Confermo quanto scritto oggi dall’onorevole Boldrini su Facebook: ieri ha mandato uno scritto per HuffPost che conteneva un apprezzamento spiacevole su mio padre Vittorio. Ritengo sia libera di pensare e di scrivere su mio padre quello che vuole, ovunque, persino in Parlamento, luogo pubblico per eccellenza, tranne che sul giornale che dirigo. L’ho chiamata e le ho chiesto la cortesia di omettere il riferimento. Al suo rifiuto e alla sua minaccia, qualora il pezzo fosse stato ritirato, di renderne pubbliche le ragioni, a maggior ragione ho deciso di non pubblicarlo. Al pari di ogni direttore, ho facoltà di decidere che cosa va sul mio giornale e che cosa no. Se questa facoltà viene chiamata censura, non ha più nessun senso avere giornali e direttori.
Oltretutto l’onorevole Boldrini, come altri, su HuffPost cura il suo blog. Quindi è un’ospite. E gli ospiti, in casa d’altri, devono sapere come comportarsi.

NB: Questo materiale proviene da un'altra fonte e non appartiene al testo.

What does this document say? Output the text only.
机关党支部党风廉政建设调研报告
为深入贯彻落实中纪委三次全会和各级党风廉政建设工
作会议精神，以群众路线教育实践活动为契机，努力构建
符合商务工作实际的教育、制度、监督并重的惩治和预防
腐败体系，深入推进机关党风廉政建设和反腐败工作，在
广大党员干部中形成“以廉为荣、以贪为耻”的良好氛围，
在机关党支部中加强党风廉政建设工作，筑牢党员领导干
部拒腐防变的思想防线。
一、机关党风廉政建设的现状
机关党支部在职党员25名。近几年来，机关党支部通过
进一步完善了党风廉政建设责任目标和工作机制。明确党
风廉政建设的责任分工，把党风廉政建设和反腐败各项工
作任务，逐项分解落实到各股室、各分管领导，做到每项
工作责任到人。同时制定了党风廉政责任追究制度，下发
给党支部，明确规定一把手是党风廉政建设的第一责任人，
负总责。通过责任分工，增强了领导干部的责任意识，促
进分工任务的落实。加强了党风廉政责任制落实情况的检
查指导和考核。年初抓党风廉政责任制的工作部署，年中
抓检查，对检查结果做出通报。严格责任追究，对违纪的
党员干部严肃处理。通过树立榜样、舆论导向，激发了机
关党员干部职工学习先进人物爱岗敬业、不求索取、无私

Caro direttore Feltri, quando qualche giorno fa l'onorevole Boldrini ha cercato di pubblicare un brano che conteneva una critica a suo padre, ovvero al suo illustre Cognome, lei aveva due possibilità. Mostrare a un vasto pubblico che il feudalesimo è finito se lo vuoi; che a cinquant'anni in Italia si è liberi non dico di criticare il padre, ma di consentire che qualcun altro lo faccia. Insomma aveva la possibilità di reclamarlo, finalmente, questo cognome benedetto; di far girare il messaggio che da qui in poi il vero Feltri è lei: che in giro non c'è più un figlio promettente di tanto padre, ma un padre bollito di tanto figlio. Questa era la prima possibilità, e se si ragiona da un punto di vista commerciale, se si considera il segmento socio-economico e generazionale a cui si rivolge l'Huffington Post Italia, era anche l'unica. Ma lei ha scelto la seconda.
Lei ha scelto di difendere suo padre, ovvero l'indifendibile, ed è una scelta che contiene tutta la cavalleria di questo mondo. Proprio perché sa in partenza che non c'è nessuna possibilità di difendere un cognome che il suo stesso padre sputtana nelle edicole di tutt'Italia con cadenza plurisettimanale: proprio perché sappiamo tutti che l'unico risultato non sarà parare i colpi, ma prenderli al suo posto. Contro il buon senso, contro la correttezza politica, contro qualsiasi logica che non sembri quella feudale del giornalismo italiano, lei ha scelto di stare con suo padre e io non posso impedirmi di capirla. Se è vero che non scegliamo i nostri padri, possiamo almeno scegliere di amarli e lei lo ha scelto. Direttore Mattia Feltri: potessimo scegliere i nostri padri, io non avrei scelto il suo su un milione; potessimo scegliere i figli, su di lei ci avrei fatto un pensiero.